The main thing to consider when balancing your training is recovery. Recovery from training takes place on two levels: physiological and neurological. Both systems are taxed, and while there are physical processes that contribute to recovery, the central nervous system must recover as well. Training with heavy places heavy stress the central nervous system, even if the same muscle aren't worked 2 days in a row.
Physiological recovery involves replenishment of nutrients in the muscle cell and repair. Nutrients include glycogen, the fuel for the cell, and regeneration of ATP, or adenosine triphosphate, the actual "engine" of the cell that produces contractions. Cell tissue that is damaged must be repaired. Hormones are released as a response to training and perform various functions.
The central nervous recovers in other ways. The "pattern" of the exercise is imprinted and the body learns to become more efficient at that movement. This is one reason your strength can go down if you perform the same execise workout after workout because the body becomes so efficient that it stops responding- you overtrain the movement pattern.
Certain complexes in the body, such as the Golgi tendon organ (GTO), have parameters that are designed to protect the muscle from injury. The nervous system also becomes more efficient at firing groups of motor units (the building blocks of muscle cells), which translates to a strength increase because the muscle is able to generate more force output - this is known as recruitment.
For these reasons one of the most popular methods of training is to alternate resistance training sessions with cardiovascular sessions. By balancing cardio and training, sessions can remain short, yet intense. Several days pass between working a particular muscle group, allowing for physiological recovery, while the cardio day allows for the central nervous system to recover from the prior resistance training session.

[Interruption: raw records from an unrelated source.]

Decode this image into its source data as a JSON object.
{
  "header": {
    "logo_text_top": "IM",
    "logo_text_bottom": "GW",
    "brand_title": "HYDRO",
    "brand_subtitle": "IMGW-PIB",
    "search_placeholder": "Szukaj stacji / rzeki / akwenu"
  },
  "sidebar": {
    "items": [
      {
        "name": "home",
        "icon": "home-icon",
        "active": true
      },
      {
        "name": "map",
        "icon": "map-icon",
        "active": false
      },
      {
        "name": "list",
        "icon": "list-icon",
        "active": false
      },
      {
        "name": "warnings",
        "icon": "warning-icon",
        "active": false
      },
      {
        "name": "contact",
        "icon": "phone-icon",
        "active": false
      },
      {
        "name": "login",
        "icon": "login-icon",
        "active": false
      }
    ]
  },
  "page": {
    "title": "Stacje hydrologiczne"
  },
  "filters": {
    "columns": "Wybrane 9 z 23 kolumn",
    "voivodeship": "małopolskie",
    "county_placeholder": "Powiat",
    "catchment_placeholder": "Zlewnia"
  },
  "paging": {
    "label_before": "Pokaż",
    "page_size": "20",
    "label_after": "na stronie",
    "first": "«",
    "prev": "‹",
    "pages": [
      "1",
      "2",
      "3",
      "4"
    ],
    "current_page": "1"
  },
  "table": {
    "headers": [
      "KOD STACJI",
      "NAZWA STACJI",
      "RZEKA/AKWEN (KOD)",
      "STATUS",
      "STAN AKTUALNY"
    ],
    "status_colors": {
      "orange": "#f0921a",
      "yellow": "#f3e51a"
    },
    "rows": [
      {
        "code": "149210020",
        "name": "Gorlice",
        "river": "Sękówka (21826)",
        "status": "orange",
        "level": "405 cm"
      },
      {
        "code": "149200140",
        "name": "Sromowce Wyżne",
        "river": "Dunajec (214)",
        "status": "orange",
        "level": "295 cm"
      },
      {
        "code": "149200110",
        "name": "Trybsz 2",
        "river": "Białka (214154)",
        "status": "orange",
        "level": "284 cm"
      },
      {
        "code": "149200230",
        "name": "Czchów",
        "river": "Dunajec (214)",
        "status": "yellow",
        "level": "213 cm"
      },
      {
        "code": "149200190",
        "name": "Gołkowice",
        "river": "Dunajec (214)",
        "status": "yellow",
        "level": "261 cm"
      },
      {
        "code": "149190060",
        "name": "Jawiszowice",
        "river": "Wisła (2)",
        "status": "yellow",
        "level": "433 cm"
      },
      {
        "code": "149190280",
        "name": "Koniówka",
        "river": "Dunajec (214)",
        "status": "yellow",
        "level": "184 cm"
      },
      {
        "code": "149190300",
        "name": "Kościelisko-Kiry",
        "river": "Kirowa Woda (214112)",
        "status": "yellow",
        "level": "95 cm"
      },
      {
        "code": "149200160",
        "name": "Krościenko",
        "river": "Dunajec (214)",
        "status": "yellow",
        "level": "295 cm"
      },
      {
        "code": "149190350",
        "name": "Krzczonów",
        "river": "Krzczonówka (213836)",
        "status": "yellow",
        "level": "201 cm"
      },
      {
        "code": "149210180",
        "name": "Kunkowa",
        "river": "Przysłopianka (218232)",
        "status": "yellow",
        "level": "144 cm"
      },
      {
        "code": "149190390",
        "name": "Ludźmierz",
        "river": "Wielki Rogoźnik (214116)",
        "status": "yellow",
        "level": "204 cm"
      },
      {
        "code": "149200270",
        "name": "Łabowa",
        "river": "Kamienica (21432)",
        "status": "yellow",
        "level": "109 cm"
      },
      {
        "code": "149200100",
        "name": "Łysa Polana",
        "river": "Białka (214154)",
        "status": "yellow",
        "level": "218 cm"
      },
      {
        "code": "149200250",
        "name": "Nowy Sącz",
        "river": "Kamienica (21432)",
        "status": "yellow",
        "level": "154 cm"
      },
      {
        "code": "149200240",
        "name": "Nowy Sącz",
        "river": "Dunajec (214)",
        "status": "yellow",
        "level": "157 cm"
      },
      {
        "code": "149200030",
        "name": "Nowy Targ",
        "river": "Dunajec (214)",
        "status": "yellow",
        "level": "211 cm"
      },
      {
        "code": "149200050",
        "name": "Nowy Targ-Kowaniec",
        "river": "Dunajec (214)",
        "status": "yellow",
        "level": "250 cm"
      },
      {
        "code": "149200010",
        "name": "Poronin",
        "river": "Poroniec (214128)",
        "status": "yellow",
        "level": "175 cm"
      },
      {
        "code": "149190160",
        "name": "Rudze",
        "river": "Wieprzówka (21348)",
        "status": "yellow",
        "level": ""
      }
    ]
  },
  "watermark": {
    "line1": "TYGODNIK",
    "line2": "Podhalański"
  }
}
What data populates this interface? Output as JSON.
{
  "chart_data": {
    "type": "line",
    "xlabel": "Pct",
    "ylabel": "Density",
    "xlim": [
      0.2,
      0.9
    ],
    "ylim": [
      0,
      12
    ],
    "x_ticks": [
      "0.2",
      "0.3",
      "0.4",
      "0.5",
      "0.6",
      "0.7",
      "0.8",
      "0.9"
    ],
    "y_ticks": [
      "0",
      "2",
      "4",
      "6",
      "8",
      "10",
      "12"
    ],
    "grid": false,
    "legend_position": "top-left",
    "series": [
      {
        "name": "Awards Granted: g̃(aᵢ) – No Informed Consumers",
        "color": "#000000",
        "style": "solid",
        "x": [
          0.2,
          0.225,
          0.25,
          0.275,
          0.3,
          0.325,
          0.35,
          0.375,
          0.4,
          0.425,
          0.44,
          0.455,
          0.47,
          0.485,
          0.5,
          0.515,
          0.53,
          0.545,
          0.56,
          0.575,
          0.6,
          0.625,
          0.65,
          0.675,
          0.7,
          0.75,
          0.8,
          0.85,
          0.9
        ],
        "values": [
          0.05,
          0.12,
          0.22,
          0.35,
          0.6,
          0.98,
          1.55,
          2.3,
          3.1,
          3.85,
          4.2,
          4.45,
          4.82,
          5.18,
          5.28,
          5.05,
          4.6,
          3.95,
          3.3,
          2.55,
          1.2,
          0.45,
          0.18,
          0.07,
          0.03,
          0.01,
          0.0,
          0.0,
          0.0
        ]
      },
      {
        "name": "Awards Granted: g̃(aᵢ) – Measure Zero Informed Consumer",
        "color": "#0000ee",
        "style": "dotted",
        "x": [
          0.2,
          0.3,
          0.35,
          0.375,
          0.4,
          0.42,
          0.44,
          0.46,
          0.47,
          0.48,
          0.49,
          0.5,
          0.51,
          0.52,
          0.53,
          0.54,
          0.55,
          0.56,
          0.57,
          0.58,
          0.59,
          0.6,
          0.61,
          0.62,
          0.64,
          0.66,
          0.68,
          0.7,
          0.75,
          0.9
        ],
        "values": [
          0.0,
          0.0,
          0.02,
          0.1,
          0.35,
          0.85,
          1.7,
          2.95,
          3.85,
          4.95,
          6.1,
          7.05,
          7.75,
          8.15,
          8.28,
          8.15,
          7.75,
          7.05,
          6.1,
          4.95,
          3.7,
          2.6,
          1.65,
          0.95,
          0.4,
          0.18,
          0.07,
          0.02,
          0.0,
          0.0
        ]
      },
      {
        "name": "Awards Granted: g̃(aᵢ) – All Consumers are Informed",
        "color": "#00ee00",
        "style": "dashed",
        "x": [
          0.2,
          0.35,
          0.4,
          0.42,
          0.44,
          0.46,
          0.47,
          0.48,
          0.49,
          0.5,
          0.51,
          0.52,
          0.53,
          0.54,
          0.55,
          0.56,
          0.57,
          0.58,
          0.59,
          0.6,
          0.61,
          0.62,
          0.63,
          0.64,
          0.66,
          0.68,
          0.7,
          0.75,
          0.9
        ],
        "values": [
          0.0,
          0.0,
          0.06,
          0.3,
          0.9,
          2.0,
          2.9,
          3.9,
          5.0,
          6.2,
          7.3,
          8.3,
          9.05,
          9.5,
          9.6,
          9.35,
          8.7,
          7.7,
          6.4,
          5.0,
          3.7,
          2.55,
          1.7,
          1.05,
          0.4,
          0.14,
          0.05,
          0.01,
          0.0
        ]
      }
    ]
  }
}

This is not to say that other popular methods, such as 3-on and 1-off, whereby resistance training is performed three consecutive days in a row and then skipped for one day, are not effective. Each person has a different capacity to respond to training and recover, so it is important to try various methods and determine which works the best for you. For example, it is very popular to train the muscle twice or more in a week.
Often, one workout is high intensity (expressed as percentage of 1-rep maximum load) and the second workout is lower volume and/or intensity to further stimulate the muscle while still allowing sufficient recovery.
However you train it is a good idea to reduce the intensity every 4-6 weeks. Due less worksets- maybe 3 instead of 8 or reduce the weights by 40%. You may find you come back stronger the following week- you will certainly have more energy and be more hyped up for your workouts!